2- Davalı … vekilinin temyiz itirazlarının incelenmesine gelince,
Dava; İİK’nun 72. maddesi hükmü gereğince takipten sonra açılan menfi tespit davasıdır. Takip konusu 15.09.2009 vade tarihli 85.000 TL değerindeki bononun keşidecisi davacı … lehdar, davalı …, O’nun cirosu ile de hamili davalı …’dır. Takip de davalı … tarafından yapılmıştır.
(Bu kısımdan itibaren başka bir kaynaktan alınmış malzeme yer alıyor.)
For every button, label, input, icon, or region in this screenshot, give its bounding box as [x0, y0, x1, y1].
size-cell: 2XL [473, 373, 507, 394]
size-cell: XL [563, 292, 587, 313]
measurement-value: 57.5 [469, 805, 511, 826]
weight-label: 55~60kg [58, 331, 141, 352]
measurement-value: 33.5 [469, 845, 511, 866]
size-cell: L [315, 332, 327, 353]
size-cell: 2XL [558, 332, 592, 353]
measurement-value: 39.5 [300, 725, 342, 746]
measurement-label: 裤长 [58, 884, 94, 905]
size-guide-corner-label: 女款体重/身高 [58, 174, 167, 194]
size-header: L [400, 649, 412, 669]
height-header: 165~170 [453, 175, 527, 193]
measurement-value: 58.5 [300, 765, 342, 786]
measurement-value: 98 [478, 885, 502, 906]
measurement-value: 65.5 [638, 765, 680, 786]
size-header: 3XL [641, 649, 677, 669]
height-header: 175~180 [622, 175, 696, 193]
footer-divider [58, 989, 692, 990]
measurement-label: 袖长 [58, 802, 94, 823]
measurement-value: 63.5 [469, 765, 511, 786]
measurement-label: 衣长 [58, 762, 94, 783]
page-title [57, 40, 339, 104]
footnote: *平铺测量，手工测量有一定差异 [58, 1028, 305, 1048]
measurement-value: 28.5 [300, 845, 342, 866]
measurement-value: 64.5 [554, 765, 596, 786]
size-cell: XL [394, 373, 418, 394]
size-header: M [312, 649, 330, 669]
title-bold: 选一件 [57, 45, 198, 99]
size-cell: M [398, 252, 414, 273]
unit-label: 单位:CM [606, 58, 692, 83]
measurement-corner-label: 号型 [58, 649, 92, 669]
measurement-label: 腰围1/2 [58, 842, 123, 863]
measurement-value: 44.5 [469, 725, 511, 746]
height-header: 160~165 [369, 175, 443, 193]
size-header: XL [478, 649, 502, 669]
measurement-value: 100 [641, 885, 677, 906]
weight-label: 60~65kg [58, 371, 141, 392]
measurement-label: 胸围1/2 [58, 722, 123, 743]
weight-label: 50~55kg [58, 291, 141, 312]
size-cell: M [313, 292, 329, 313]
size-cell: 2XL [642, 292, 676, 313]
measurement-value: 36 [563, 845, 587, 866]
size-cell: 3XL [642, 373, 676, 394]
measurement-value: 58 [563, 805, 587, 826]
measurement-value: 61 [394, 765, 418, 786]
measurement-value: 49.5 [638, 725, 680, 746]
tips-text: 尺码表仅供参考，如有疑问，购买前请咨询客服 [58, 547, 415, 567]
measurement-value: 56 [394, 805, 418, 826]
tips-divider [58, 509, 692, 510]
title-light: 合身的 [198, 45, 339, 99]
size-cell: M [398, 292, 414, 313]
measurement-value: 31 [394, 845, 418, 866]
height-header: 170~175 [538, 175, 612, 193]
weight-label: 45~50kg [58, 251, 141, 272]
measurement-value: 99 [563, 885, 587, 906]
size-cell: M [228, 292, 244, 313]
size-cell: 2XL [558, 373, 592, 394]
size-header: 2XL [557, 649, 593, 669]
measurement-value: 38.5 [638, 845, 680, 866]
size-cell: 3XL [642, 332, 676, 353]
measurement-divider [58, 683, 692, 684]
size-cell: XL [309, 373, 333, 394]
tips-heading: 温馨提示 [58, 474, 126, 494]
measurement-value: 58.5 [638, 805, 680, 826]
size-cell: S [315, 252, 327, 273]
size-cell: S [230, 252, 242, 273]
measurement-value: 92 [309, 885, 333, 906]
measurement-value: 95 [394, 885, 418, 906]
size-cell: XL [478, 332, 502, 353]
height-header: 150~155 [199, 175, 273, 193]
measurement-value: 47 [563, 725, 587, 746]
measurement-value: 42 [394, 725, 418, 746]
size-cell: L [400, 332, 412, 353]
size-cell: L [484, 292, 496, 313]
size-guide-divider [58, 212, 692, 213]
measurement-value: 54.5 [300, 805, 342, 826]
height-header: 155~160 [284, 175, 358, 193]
İş bu davanın hamil davalı … yönünden kabul edilebilmesi için, TTK’nun 690. maddesinin yollamasıyla bonolarda da uygulama yeri olan TTK’nun 599. maddesi gereğince takip alacaklısı hamil …’ın bu bonoyu diğer davalı …’dan ciro yolu ile iktisap ederken bile bile borçlunun zararına hareket ettiğinin iddia ve ispat edilmiş olması gerekir. Somut olayda anılan madde hükmünde belirtildiği şekilde davalı …’ın kötüniyetle senedi bile bile iktisap ettiği hususu kanıtlanamamıştır. Mahkemenin buna rağmen takip alacaklısı davalı …’ın yalnızca davacı hakkında icra işlemleri yaptığı diğer borçlu …’a ödeme emrinin tebliği dışında icra işlemi yapmadığı için kötüniyetli olduğunun kabulü isabetsizdir.
SONUÇ: Yukarıda (1) nolu bentte açıklanan nedenlerle davalı …’ın temyiz isteminin reddine, (2) nolu bentte açıklanan nedenlerle hükmün davalı … yararına BOZULMASINA, bozma nedenine göre diğer temyiz itirazlarının şimdilik incelenmesine yer olmadığına, Yargıtay duruşmasında vekili hazır bulunan davalı … yararına 990 TL duruşma vekalet ücretinin davacıdan alınarak bu davalıya verilmesine, peşin harcın istek halinde iadesine, 04.12.2013 gününde oybirliğiyle karar verildi.